Accession # : U014.3.381
Width (cm) : 54.50
Height (cm) : 55.00
Depth (cm) :
Mandatory Credit : Gift from the Collection of George and Christiane Smyth
Artist Statement : "The Kwaguilth people of Fort Rupert, B.C. have many legends to tell that have been passed down from generation to generation. There is the story of the Dzunukwa, wicked women who live in the woods who try to trick children into the woods by whistling to them, and then when they are caught they are eaten. The Frog is a messenger from the Animal Kingdom to the Underwater Kingdom. Some say they warn of coming warrior canoes, and that they help his people prepare for the battle to come. The Thunderbird itself is a mythical being which is a powerful and well respected creature. With its own dance in the Big House, it is considered a great honour to have this dance and crest handed down to you. Not to be taken lightly.

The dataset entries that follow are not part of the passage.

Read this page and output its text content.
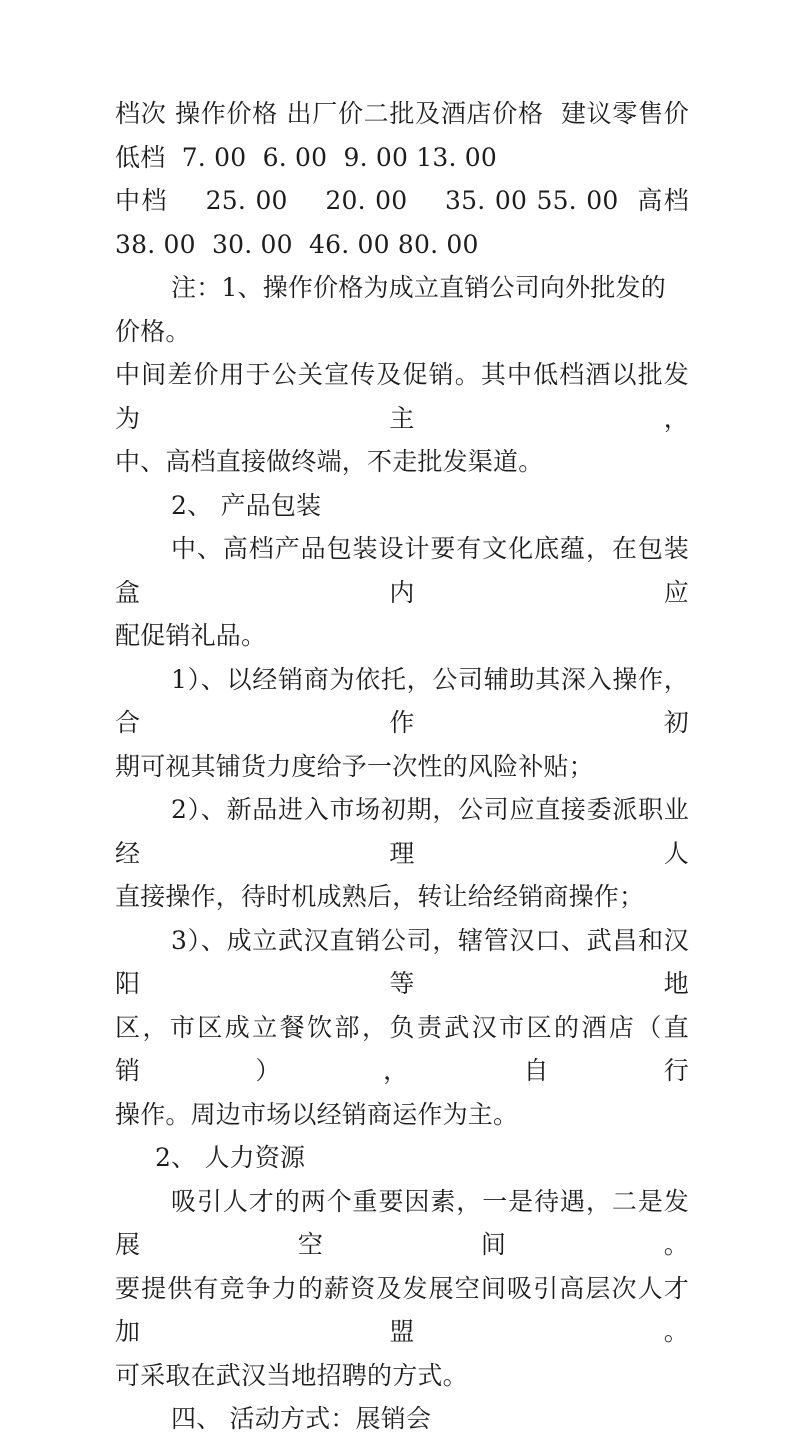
档次 操作价格 出厂价二批及酒店价格  建议零售价
低档  7. 00  6. 00  9. 00 13. 00
中档    25. 00    20. 00    35. 00 55. 00  高档
38. 00  30. 00  46. 00 80. 00
注：1、操作价格为成立直销公司向外批发的价格。
中间差价用于公关宣传及促销。其中低档酒以批发为主，
中、高档直接做终端，不走批发渠道。
2、 产品包装
中、高档产品包装设计要有文化底蕴，在包装盒内应
配促销礼品。
1）、以经销商为依托，公司辅助其深入操作，合作初
期可视其铺货力度给予一次性的风险补贴；
2）、新品进入市场初期，公司应直接委派职业经理人
直接操作，待时机成熟后，转让给经销商操作；
3）、成立武汉直销公司，辖管汉口、武昌和汉阳等地
区，市区成立餐饮部，负责武汉市区的酒店（直销），自行
操作。周边市场以经销商运作为主。
2、 人力资源
吸引人才的两个重要因素，一是待遇，二是发展空间。
要提供有竞争力的薪资及发展空间吸引高层次人才加盟。
可采取在武汉当地招聘的方式。
四、 活动方式：展销会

I have depicted the Thunderbird as a mythical being in human form, to act as a pallet, from which our people see themselves when they are given these crests, to have as their own. It is as if the person who holds the honour of having the crest of the Thunderbird has in fact transformed into the creature itself. The Thunderbird is shown feasting on the abundance of food that our land has to offer. As flight is now part of his form, food will be plentiful for this man to have at his discretion. He can forage and bring back to his people readily. It is very important for our family to keep with our traditional forms of artwork so that the form can continue to be passed down. In its truest essence."